Abstract

Background:

Hepatocellular carcinoma (HCC) is a leading cause of cancer. The Barcelona Clinic Liver Cancer (BCLC) staging system is widely used to diagnose and manage HCC. However, currently, automated image-based staging algorithms are lacking. This study aims to automate the BCLC staging process using deep learning techniques on multi-phase abdominal computed tomography (CT) images to enhance efficiency with good accuracy.

Methods:

This study utilizes two open datasets: Multimodality annotated HCC cases with and without advanced imaging segmentation (HCC-TACE-Seg) dataset and The Medical Segmentation Decathlon (MSD) Liver dataset. A novel two-stage deep learning pipeline for automatic BCLC staging was generated. We employ an automatic segmentation model in the proposed pipeline to locate the liver and possible lesions. Then, a 3D image classification model is applied to the liver to identify the lesions for BCLC staging. We adopt the nnU-Net as our segmentation model backbone. The segmentation model is trained and evaluated on the combined HCC-TACE-Seg and MSD datasets.

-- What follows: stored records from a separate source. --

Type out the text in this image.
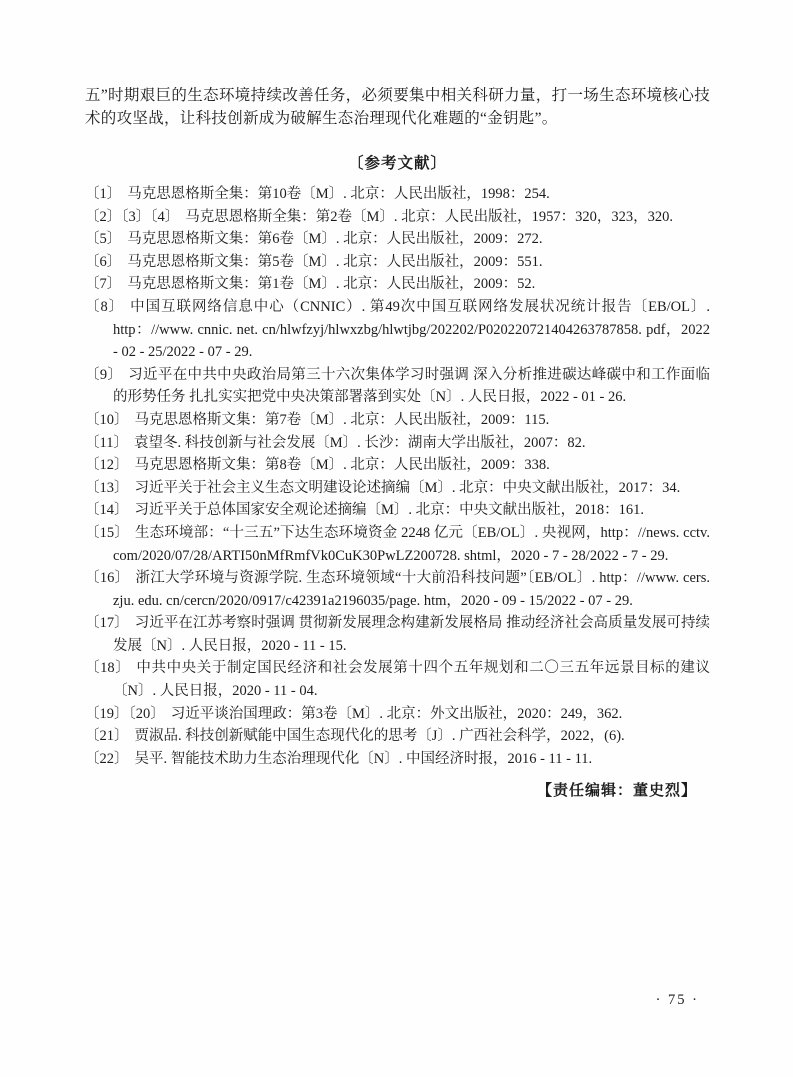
五”时期艰巨的生态环境持续改善任务，必须要集中相关科研力量，打一场生态环境核心技术的攻坚战，让科技创新成为破解生态治理现代化难题的“金钥匙”。

〔参考文献〕
〔1〕 马克思恩格斯全集：第10卷〔M〕. 北京：人民出版社，1998：254.
〔2〕〔3〕〔4〕 马克思恩格斯全集：第2卷〔M〕. 北京：人民出版社，1957：320，323，320.
〔5〕 马克思恩格斯文集：第6卷〔M〕. 北京：人民出版社，2009：272.
〔6〕 马克思恩格斯文集：第5卷〔M〕. 北京：人民出版社，2009：551.
〔7〕 马克思恩格斯文集：第1卷〔M〕. 北京：人民出版社，2009：52.
〔8〕 中国互联网络信息中心（CNNIC）. 第49次中国互联网络发展状况统计报告〔EB/OL〕. http：//www. cnnic. net. cn/hlwfzyj/hlwxzbg/hlwtjbg/202202/P020220721404263787858. pdf，2022 - 02 - 25/2022 - 07 - 29.
〔9〕 习近平在中共中央政治局第三十六次集体学习时强调 深入分析推进碳达峰碳中和工作面临的形势任务 扎扎实实把党中央决策部署落到实处〔N〕. 人民日报，2022 - 01 - 26.
〔10〕 马克思恩格斯文集：第7卷〔M〕. 北京：人民出版社，2009：115.
〔11〕 袁望冬. 科技创新与社会发展〔M〕. 长沙：湖南大学出版社，2007：82.
〔12〕 马克思恩格斯文集：第8卷〔M〕. 北京：人民出版社，2009：338.
〔13〕 习近平关于社会主义生态文明建设论述摘编〔M〕. 北京：中央文献出版社，2017：34.
〔14〕 习近平关于总体国家安全观论述摘编〔M〕. 北京：中央文献出版社，2018：161.
〔15〕 生态环境部：“十三五”下达生态环境资金 2248 亿元〔EB/OL〕. 央视网，http：//news. cctv. com/2020/07/28/ARTI50nMfRmfVk0CuK30PwLZ200728. shtml，2020 - 7 - 28/2022 - 7 - 29.
〔16〕 浙江大学环境与资源学院. 生态环境领域“十大前沿科技问题”〔EB/OL〕. http：//www. cers. zju. edu. cn/cercn/2020/0917/c42391a2196035/page. htm，2020 - 09 - 15/2022 - 07 - 29.
〔17〕 习近平在江苏考察时强调 贯彻新发展理念构建新发展格局 推动经济社会高质量发展可持续发展〔N〕. 人民日报，2020 - 11 - 15.
〔18〕 中共中央关于制定国民经济和社会发展第十四个五年规划和二〇三五年远景目标的建议〔N〕. 人民日报，2020 - 11 - 04.
〔19〕〔20〕 习近平谈治国理政：第3卷〔M〕. 北京：外文出版社，2020：249，362.
〔21〕 贾淑品. 科技创新赋能中国生态现代化的思考〔J〕. 广西社会科学，2022，(6).
〔22〕 吴平. 智能技术助力生态治理现代化〔N〕. 中国经济时报，2016 - 11 - 11.
【责任编辑：董史烈】
· 75 ·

For the BCLC staging model, we adopt the 3D ResNet as our model backbone and train on the HCC-TACE-Seg dataset. Furthermore, we proposed three inter-phase fusion techniques (early fusion, intermediate fusion, and late fusion) to utilize the information from the multi-phase CT images.

Results:

Our liver segmentation results were consistent with existing algorithms in accurately delineating the liver region (dice score 0.95), while liver tumor segmentation ranked above average among evaluated methods (dice score 0.64 vs. 0.54). We compared the multi-phase models with single-phase imaging for BCLC staging. Among the proposed multi-phase models, late fusion performed the best, and outperformed single-phase ones with an overall accuracy of 77.78% (vs. 68.89% in the pre-contrast phase and PV phase, 73.33% in A phase), demonstrating the importance of inclusion of different phases of CT images for accurate staging. The best prediction accuracy for BCLC stages A, B, and C were 93.33%, 73.33%, and 66.67% respectively.

Conclusion:

Our numerical experiments demonstrate that the multi-phase staging models outperform the single-phase one and image processing-based method with an accuracy of 77.78%. Overall, the proposed pipeline can aid the radiologist for the BCLC staging process in the future.